Americans’ medical debt can stay in credit reports, judge rules. What does that mean?
A federal judge has ruled that medical debt can remain on Americans’ credit reports, cancelling a policy set in place by the Biden administration to help relieve the burden of healthcare expenses weighing on nearly a third of the population.
The ruling — handed down by U.S. District Court of Texas’ Eastern District Judge Sean Jordan on Friday — was a major blow to the Consumer Financial Protection Bureau (CFPB), which has fought against medical debt as a metric of credit worthiness.
In the waning days of the Biden administration in January, the federal banking and financial services watchdog introduced a rule to disallow medical debts from appearing on American credit reports in effort to keep that information from influencing lenders that consider medical expenses to assess borrowers’ merit.
“People who get sick shouldn’t have their financial future upended,” then-CFPB Director Rohit Chopra said at the time. “The CFPB’s final rule will close a special carveout that has allowed debt collectors to abuse the credit reporting system to coerce people into paying medical bills they may not even owe.”
Credit scores factor into a person’s ability to rent or buy a home, secure a car loan, and other major financial decisions that can determine one’s socioeconomic footing.
In its January order the CFPB cited its 2014 research which found that medical debt was not a good indicator as to whether or not a borrower would default on loans, and therefore, was not a necessary inclusion on credit reports.
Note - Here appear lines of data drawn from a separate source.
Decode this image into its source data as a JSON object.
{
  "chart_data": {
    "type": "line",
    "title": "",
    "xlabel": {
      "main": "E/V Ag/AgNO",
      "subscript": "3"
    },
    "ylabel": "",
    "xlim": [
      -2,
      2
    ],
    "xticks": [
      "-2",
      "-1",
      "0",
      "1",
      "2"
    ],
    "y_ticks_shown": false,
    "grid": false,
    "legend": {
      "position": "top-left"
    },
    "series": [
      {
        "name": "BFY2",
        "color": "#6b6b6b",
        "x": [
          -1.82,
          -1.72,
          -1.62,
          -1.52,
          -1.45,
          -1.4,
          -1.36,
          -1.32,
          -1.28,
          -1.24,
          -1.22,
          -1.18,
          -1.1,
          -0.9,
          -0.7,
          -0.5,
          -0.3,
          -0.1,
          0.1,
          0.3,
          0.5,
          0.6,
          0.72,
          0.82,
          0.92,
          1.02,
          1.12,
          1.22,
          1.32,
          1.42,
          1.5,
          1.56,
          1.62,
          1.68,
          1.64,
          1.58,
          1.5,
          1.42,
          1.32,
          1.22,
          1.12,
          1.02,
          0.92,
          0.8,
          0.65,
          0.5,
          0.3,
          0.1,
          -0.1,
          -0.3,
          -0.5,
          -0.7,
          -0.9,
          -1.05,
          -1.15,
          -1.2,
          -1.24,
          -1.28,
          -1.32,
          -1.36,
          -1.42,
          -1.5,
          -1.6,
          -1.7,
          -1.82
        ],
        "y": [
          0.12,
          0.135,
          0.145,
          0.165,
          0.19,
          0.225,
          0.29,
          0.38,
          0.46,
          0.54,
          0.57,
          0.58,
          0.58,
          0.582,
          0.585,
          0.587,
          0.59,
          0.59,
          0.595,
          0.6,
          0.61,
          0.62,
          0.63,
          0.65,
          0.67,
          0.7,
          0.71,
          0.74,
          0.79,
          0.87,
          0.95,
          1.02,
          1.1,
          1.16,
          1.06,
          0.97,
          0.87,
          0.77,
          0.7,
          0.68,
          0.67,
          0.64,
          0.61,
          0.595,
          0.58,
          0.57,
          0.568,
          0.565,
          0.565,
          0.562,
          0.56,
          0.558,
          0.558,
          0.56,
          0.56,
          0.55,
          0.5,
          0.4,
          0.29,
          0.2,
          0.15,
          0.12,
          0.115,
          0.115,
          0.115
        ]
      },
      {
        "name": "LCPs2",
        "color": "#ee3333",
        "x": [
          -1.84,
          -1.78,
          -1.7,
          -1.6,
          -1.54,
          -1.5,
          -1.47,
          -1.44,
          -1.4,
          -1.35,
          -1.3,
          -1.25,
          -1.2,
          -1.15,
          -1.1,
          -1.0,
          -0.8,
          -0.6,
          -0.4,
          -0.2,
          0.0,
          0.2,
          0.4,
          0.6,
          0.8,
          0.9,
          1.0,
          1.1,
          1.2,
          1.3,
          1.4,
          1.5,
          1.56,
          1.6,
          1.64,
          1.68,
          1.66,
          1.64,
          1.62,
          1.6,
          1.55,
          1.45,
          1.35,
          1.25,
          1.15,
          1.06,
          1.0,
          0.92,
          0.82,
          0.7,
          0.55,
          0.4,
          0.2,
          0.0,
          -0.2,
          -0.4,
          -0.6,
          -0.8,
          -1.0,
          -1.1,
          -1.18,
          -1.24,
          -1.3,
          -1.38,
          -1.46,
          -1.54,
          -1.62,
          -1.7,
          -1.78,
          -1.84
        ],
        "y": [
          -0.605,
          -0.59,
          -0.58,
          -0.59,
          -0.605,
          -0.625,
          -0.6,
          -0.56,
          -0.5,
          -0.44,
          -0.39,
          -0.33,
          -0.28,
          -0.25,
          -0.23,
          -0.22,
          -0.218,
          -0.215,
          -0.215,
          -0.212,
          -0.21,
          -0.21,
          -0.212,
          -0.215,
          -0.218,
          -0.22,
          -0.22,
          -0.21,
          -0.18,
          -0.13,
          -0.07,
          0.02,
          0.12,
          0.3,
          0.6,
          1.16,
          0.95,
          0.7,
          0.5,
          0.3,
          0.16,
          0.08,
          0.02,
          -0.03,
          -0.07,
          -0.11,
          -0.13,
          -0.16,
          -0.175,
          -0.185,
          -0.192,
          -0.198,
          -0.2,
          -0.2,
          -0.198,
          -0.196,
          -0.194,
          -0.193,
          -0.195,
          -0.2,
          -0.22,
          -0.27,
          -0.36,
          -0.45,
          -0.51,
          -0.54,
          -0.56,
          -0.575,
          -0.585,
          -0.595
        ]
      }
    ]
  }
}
But Cornerstone Credit Union League, which brought suit against the agency that same month, argued that the CFPB’s order had exceeded the independent agency’s authority.
Judge Jordan agreed, writing in his decision last week that every major “substantive provision of the Medical Debt Rule” had breached the reach of the CFPB’s jurisdiction.
Following Jordan’s ruling, certain advocacy groups decried the move as a blow to the millions who carry medical debt.
“This ruling is a disappointing setback—but it will not stop the growing movement to protect people from the financial harm of medical debt,” Colin Reusch, policy director at Community Catalyst, a nonprofit that advocates for health care affordability, said in a statement.
“A court sided with corporate profiteers, rather than the public.”
But the Consumer Data Industry Association (CDIA), a trade association representing some of the nation’s major credit bureaus, said the judge’s ruling will help protect lenders against granting loans to borrowers unlikely to make good on their debts.
“America’s financial system is the best in the world because it is based on a full, fair and accurate credit reporting system,” CDIA president and CEO Dan Smith said in a statement to NPR. “Information about unpaid medical debts is an important element in assessing a consumer’s ability to pay. This is the right outcome for protecting the integrity of the system.”
An estimated 100 million U.S. citizens carry healthcare debt, according to an investigation by Kaiser Health News and NPR, creating a problem that is uniquely American. Those with high health care debts are at risk of homelessness and other hardship.
More than a dozen states have introduced laws to keep medical debt from affecting U.S. consumers’ credit, but the topic remains controversial.
Congressional Republicans have denounced the CFPB’s attempts to erase medical debt from credit reports. And onetime Trump ally and former Department of Government Efficiency orchestrator Elon Musk has called for the elimination of the agency altogether.
“Delete CFPB,” he wrote in a post on X last year.